Composite resin can be used to treat front and back teeth. However, for large restorations in molar teeth, composite resin may not be suitable as it is not as strong as other restorative materials.  In these situations your dentist may recommend other more suitable long term options such as a crown. Composite resin restorations are technique sensitive and take longer to place than traditional amalgam fillings. As such, they tend to be more expensive than amalgam fillings, but with a superior aesthetic outcome.

Ceramic Inlays

Inlays are fillings that are used on teeth that are more broken down and need protection from the forces associated with chewing or tooth grinding. In years gone by, these fillings were made from gold but recent technological advances have seen development of ceramic inlays.

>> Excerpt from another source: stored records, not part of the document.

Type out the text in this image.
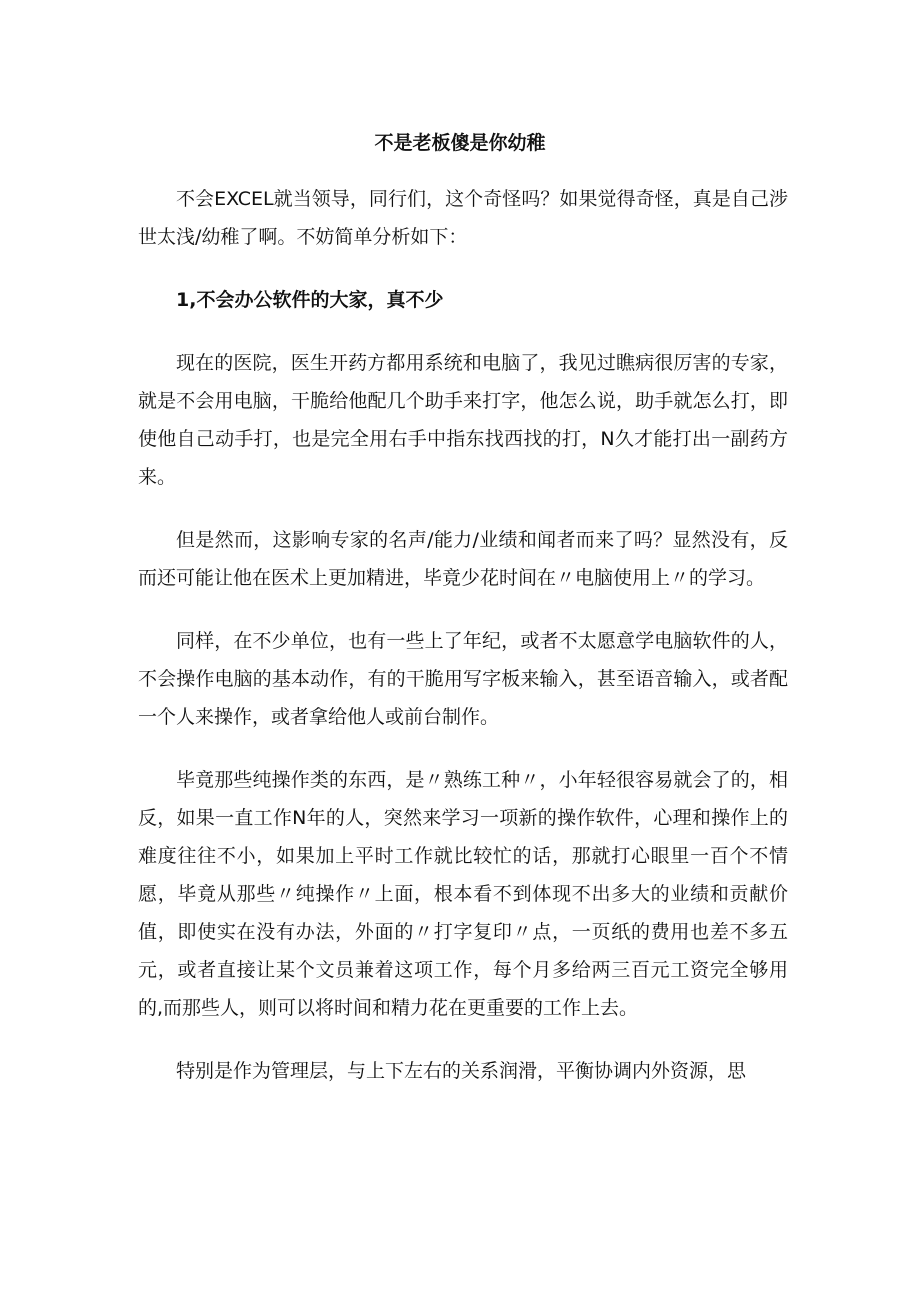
不是老板傻是你幼稚

不会EXCEL就当领导，同行们，这个奇怪吗？如果觉得奇怪，真是自己涉世太浅/幼稚了啊。不妨简单分析如下：

1,不会办公软件的大家，真不少

现在的医院，医生开药方都用系统和电脑了，我见过瞧病很厉害的专家，就是不会用电脑，干脆给他配几个助手来打字，他怎么说，助手就怎么打，即使他自己动手打，也是完全用右手中指东找西找的打，N久才能打出一副药方来。

但是然而，这影响专家的名声/能力/业绩和闻者而来了吗？显然没有，反而还可能让他在医术上更加精进，毕竟少花时间在〃电脑使用上〃的学习。

同样，在不少单位，也有一些上了年纪，或者不太愿意学电脑软件的人，不会操作电脑的基本动作，有的干脆用写字板来输入，甚至语音输入，或者配一个人来操作，或者拿给他人或前台制作。

毕竟那些纯操作类的东西，是〃熟练工种〃，小年轻很容易就会了的，相反，如果一直工作N年的人，突然来学习一项新的操作软件，心理和操作上的难度往往不小，如果加上平时工作就比较忙的话，那就打心眼里一百个不情愿，毕竟从那些〃纯操作〃上面，根本看不到体现不出多大的业绩和贡献价值，即使实在没有办法，外面的〃打字复印〃点，一页纸的费用也差不多五元，或者直接让某个文员兼着这项工作，每个月多给两三百元工资完全够用的,而那些人，则可以将时间和精力花在更重要的工作上去。

特别是作为管理层，与上下左右的关系润滑，平衡协调内外资源，思
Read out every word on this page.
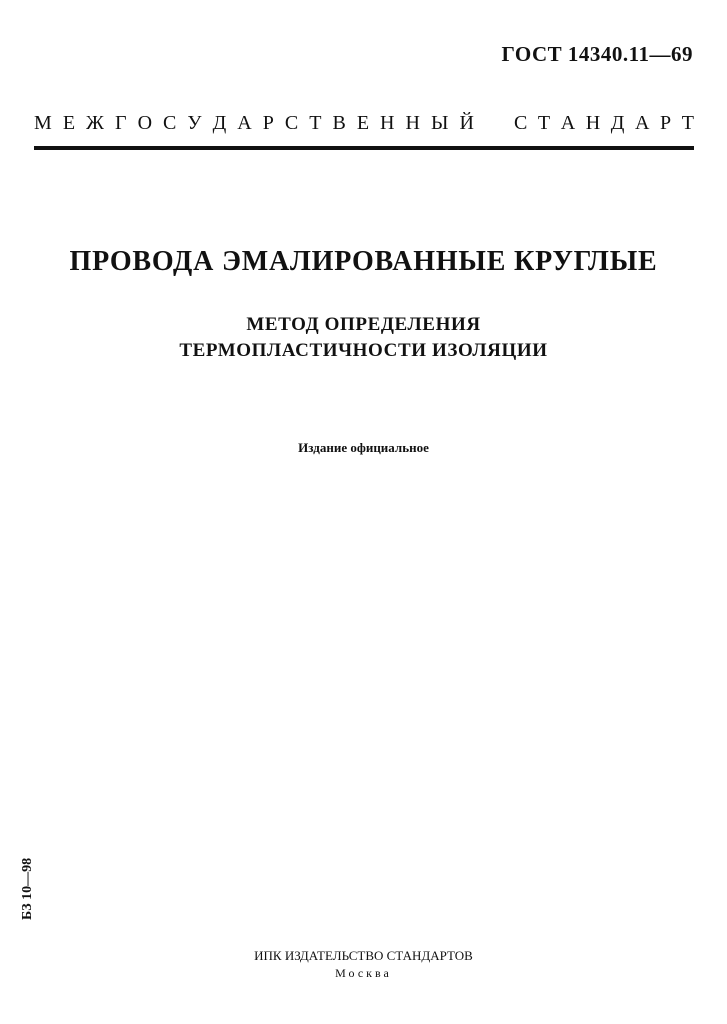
ГОСТ 14340.11—69
М Е Ж Г О С У Д А Р С Т В Е Н Н Ы Й С Т А Н Д А Р Т
ПРОВОДА ЭМАЛИРОВАННЫЕ КРУГЛЫЕ
МЕТОД ОПРЕДЕЛЕНИЯ
ТЕРМОПЛАСТИЧНОСТИ ИЗОЛЯЦИИ
Издание официальное
БЗ 10—98
ИПК ИЗДАТЕЛЬСТВО СТАНДАРТОВ
Москва
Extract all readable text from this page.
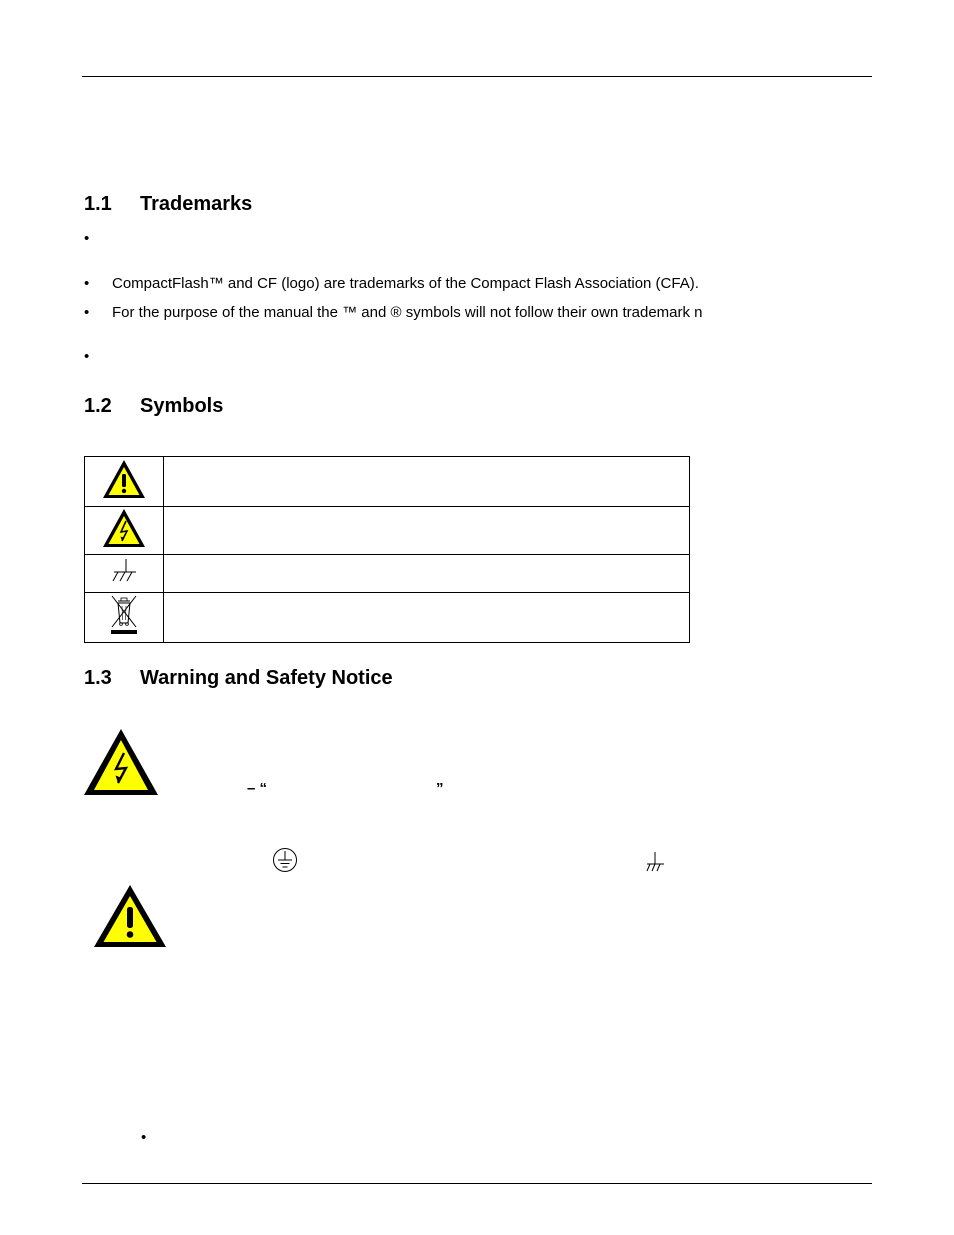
1.1 Trademarks
•
• CompactFlash™ and CF (logo) are trademarks of the Compact Flash Association (CFA).
• For the purpose of the manual the ™ and ® symbols will not follow their own trademark n
•
1.2 Symbols

1.3 Warning and Safety Notice
– “	”
•
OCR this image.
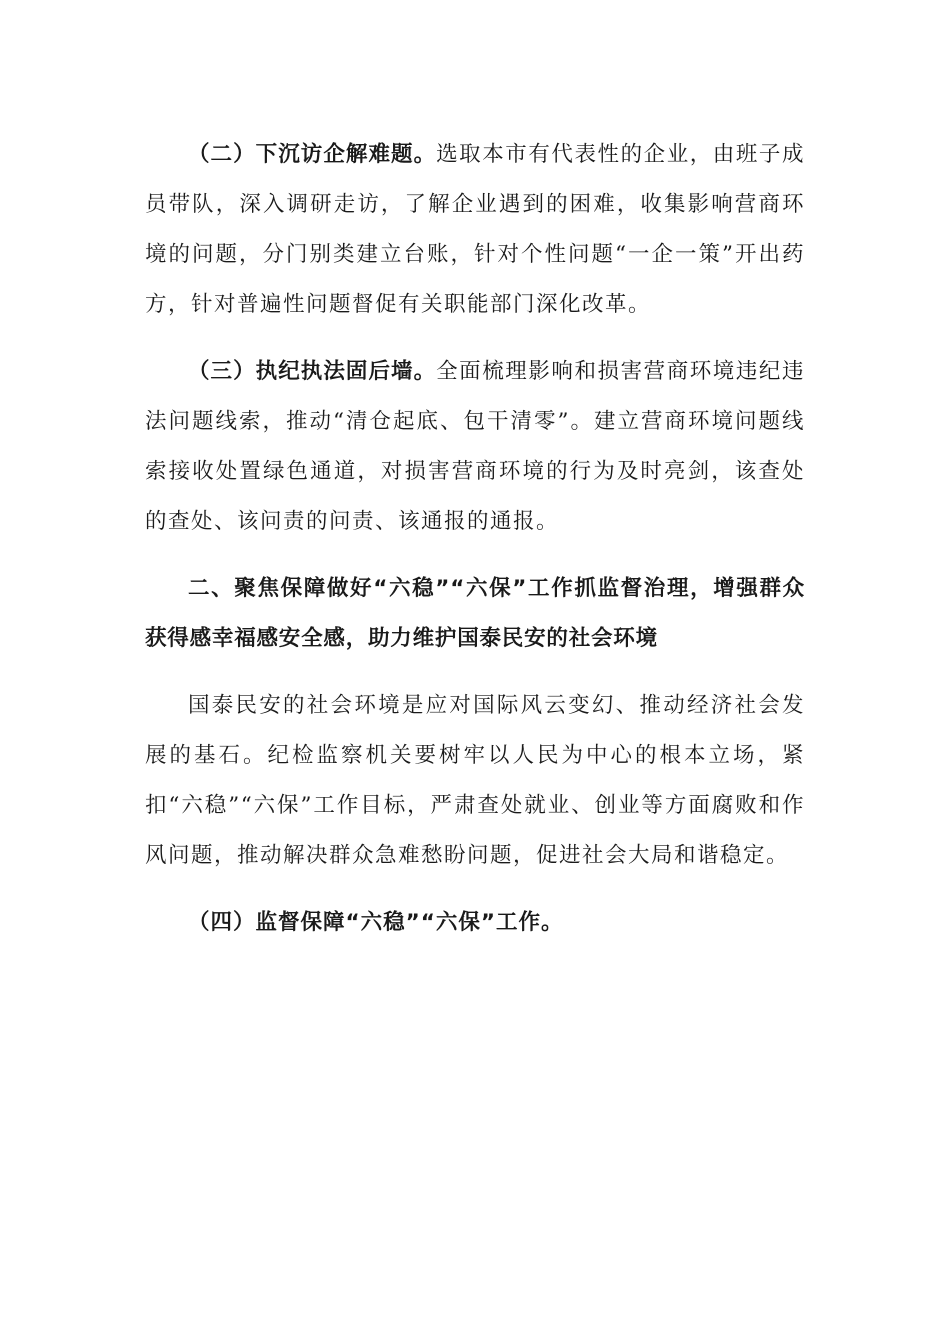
（二）下沉访企解难题。选取本市有代表性的企业，由班子成员带队，深入调研走访，了解企业遇到的困难，收集影响营商环境的问题，分门别类建立台账，针对个性问题“一企一策”开出药方，针对普遍性问题督促有关职能部门深化改革。

（三）执纪执法固后墙。全面梳理影响和损害营商环境违纪违法问题线索，推动“清仓起底、包干清零”。建立营商环境问题线索接收处置绿色通道，对损害营商环境的行为及时亮剑，该查处的查处、该问责的问责、该通报的通报。

二、聚焦保障做好“六稳”“六保”工作抓监督治理，增强群众获得感幸福感安全感，助力维护国泰民安的社会环境

国泰民安的社会环境是应对国际风云变幻、推动经济社会发展的基石。纪检监察机关要树牢以人民为中心的根本立场，紧扣“六稳”“六保”工作目标，严肃查处就业、创业等方面腐败和作风问题，推动解决群众急难愁盼问题，促进社会大局和谐稳定。

（四）监督保障“六稳”“六保”工作。
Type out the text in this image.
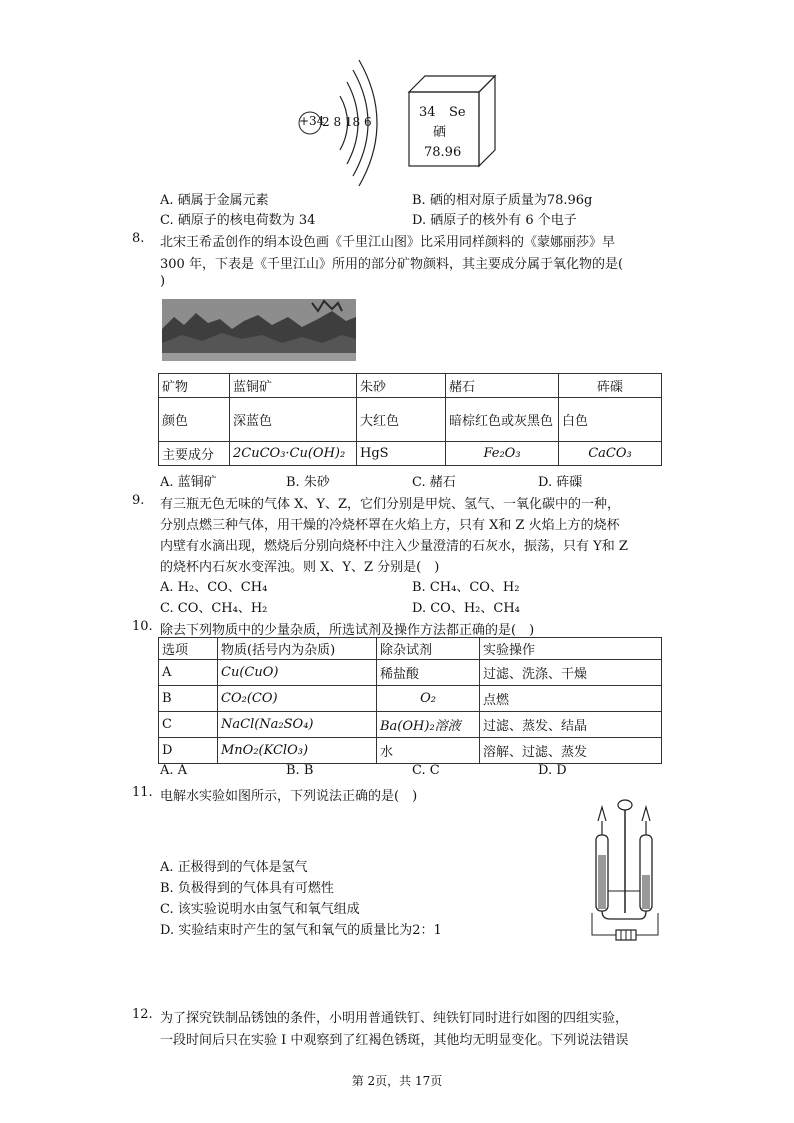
+34
2 8 18 6
34 Se
硒
78.96
A. 硒属于金属元素	B. 硒的相对原子质量为78.96g
C. 硒原子的核电荷数为 34	D. 硒原子的核外有 6 个电子
8. 北宋王希孟创作的绢本设色画《千里江山图》比采用同样颜料的《蒙娜丽莎》早
300 年，下表是《千里江山》所用的部分矿物颜料，其主要成分属于氧化物的是(
)
矿物	蓝铜矿	朱砂	赭石	砗磲
颜色	深蓝色	大红色	暗棕红色或灰黑色	白色
主要成分	2CuCO₃·Cu(OH)₂	HgS	Fe₂O₃	CaCO₃
A. 蓝铜矿	B. 朱砂	C. 赭石	D. 砗磲
9. 有三瓶无色无味的气体 X、Y、Z，它们分别是甲烷、氢气、一氧化碳中的一种，
分别点燃三种气体，用干燥的冷烧杯罩在火焰上方，只有 X和 Z 火焰上方的烧杯
内壁有水滴出现，燃烧后分别向烧杯中注入少量澄清的石灰水，振荡，只有 Y和 Z
的烧杯内石灰水变浑浊。则 X、Y、Z 分别是(　)
A. H₂、CO、CH₄	B. CH₄、CO、H₂
C. CO、CH₄、H₂	D. CO、H₂、CH₄
10. 除去下列物质中的少量杂质，所选试剂及操作方法都正确的是(　)
选项	物质(括号内为杂质)	除杂试剂	实验操作
A	Cu(CuO)	稀盐酸	过滤、洗涤、干燥
B	CO₂(CO)	O₂	点燃
C	NaCl(Na₂SO₄)	Ba(OH)₂溶液	过滤、蒸发、结晶
D	MnO₂(KClO₃)	水	溶解、过滤、蒸发
A. A	B. B	C. C	D. D
11. 电解水实验如图所示，下列说法正确的是(　)
A. 正极得到的气体是氢气
B. 负极得到的气体具有可燃性
C. 该实验说明水由氢气和氧气组成
D. 实验结束时产生的氢气和氧气的质量比为2：1
12. 为了探究铁制品锈蚀的条件，小明用普通铁钉、纯铁钉同时进行如图的四组实验，
一段时间后只在实验 I 中观察到了红褐色锈斑，其他均无明显变化。下列说法错误
第 2页，共 17页
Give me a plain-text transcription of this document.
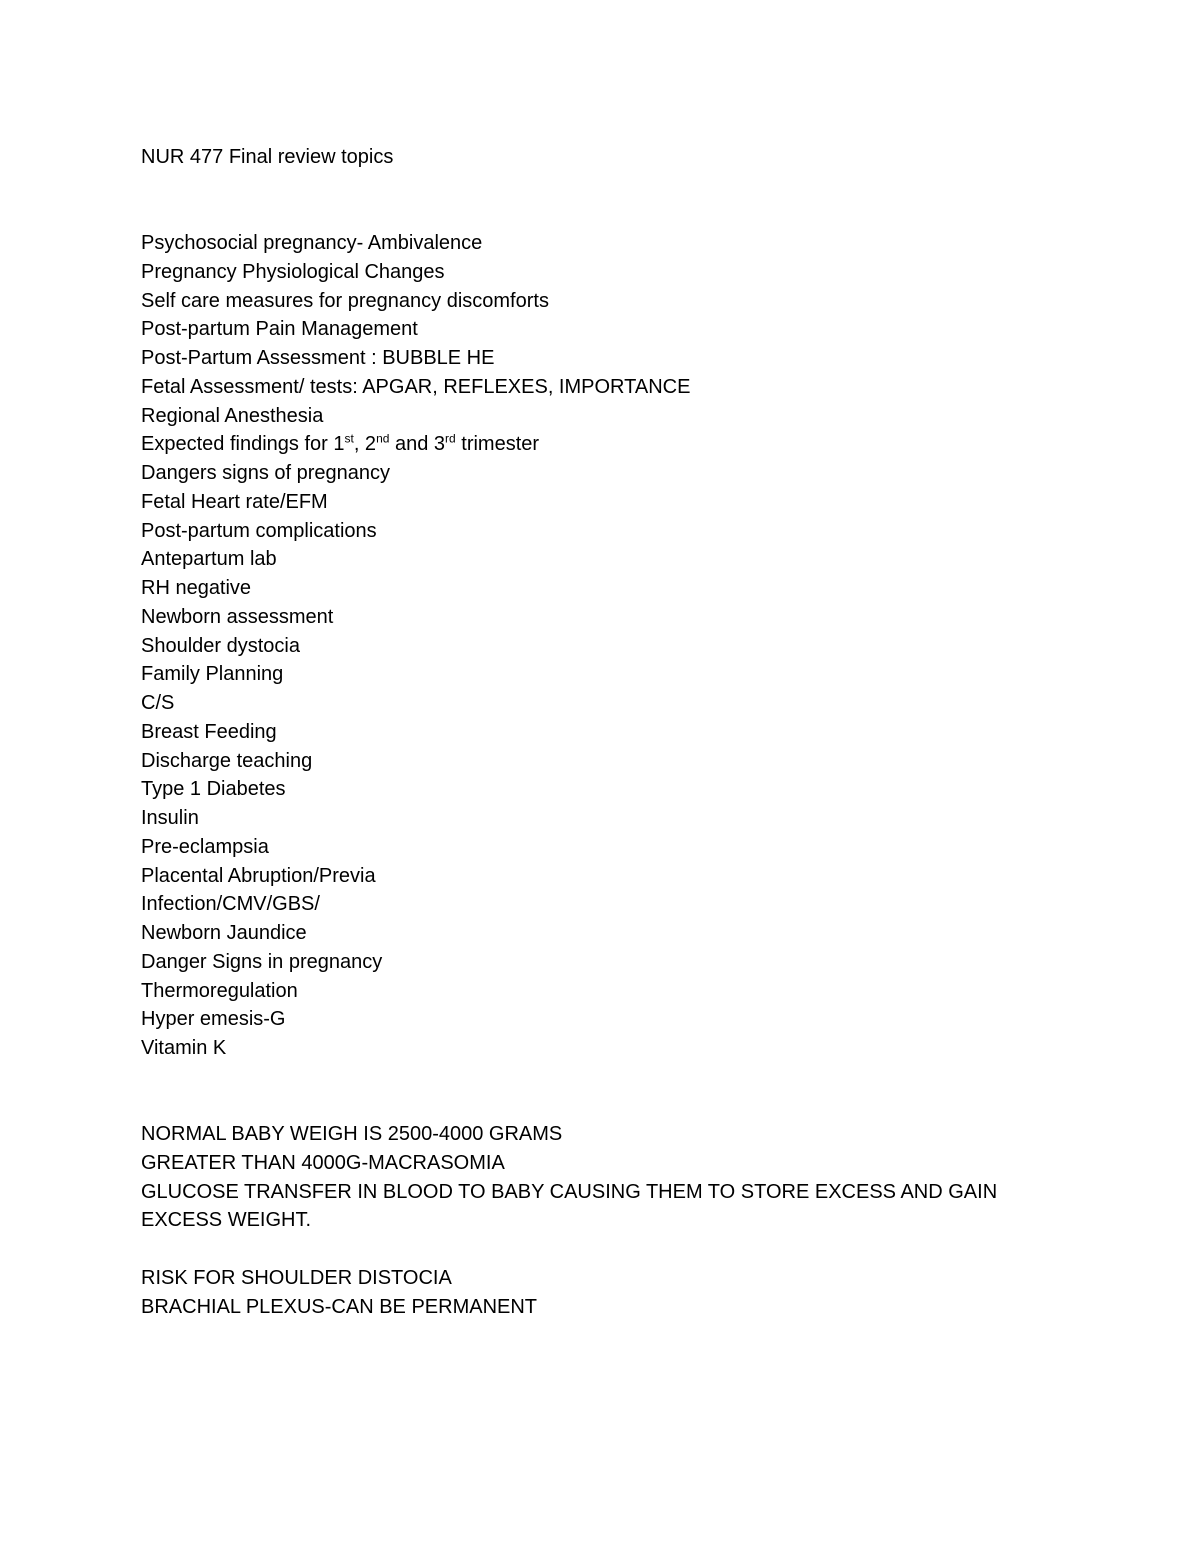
NUR 477 Final review topics
Psychosocial pregnancy- Ambivalence
Pregnancy Physiological Changes
Self care measures for pregnancy discomforts
Post-partum Pain Management
Post-Partum Assessment : BUBBLE HE
Fetal Assessment/ tests: APGAR, REFLEXES, IMPORTANCE
Regional Anesthesia
Expected findings for 1st, 2nd and 3rd trimester
Dangers signs of pregnancy
Fetal Heart rate/EFM
Post-partum complications
Antepartum lab
RH negative
Newborn assessment
Shoulder dystocia
Family Planning
C/S
Breast Feeding
Discharge teaching
Type 1 Diabetes
Insulin
Pre-eclampsia
Placental Abruption/Previa
Infection/CMV/GBS/
Newborn Jaundice
Danger Signs in pregnancy
Thermoregulation
Hyper emesis-G
Vitamin K

NORMAL BABY WEIGH IS 2500-4000 GRAMS

GREATER THAN 4000G-MACRASOMIA

GLUCOSE TRANSFER IN BLOOD TO BABY CAUSING THEM TO STORE EXCESS AND GAIN EXCESS WEIGHT.

RISK FOR SHOULDER DISTOCIA

BRACHIAL PLEXUS-CAN BE PERMANENT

Inlays are “indirect” restorations meaning they are made by our laboratory technician. Like dental crowns, the process is completed over 2 appointments. During the first appointment, any decay is removed from the tooth and the shape of the cavity is refined. An impression is taken and a temporary filling placed. The impression is then sent to the laboratory where a porcelain restoration is crafted to mimic the remaining natural tooth structure and blend in with the adjacent teeth. At the second appointment, this filling is checked for perfection before being bonded into the cavity. The end result is a strong and beautiful tooth.

Ceramic inlays are successful in such circumstances because of their strength when compared to directly placed filling materials. As such, they are often used in large cavities in molar teeth.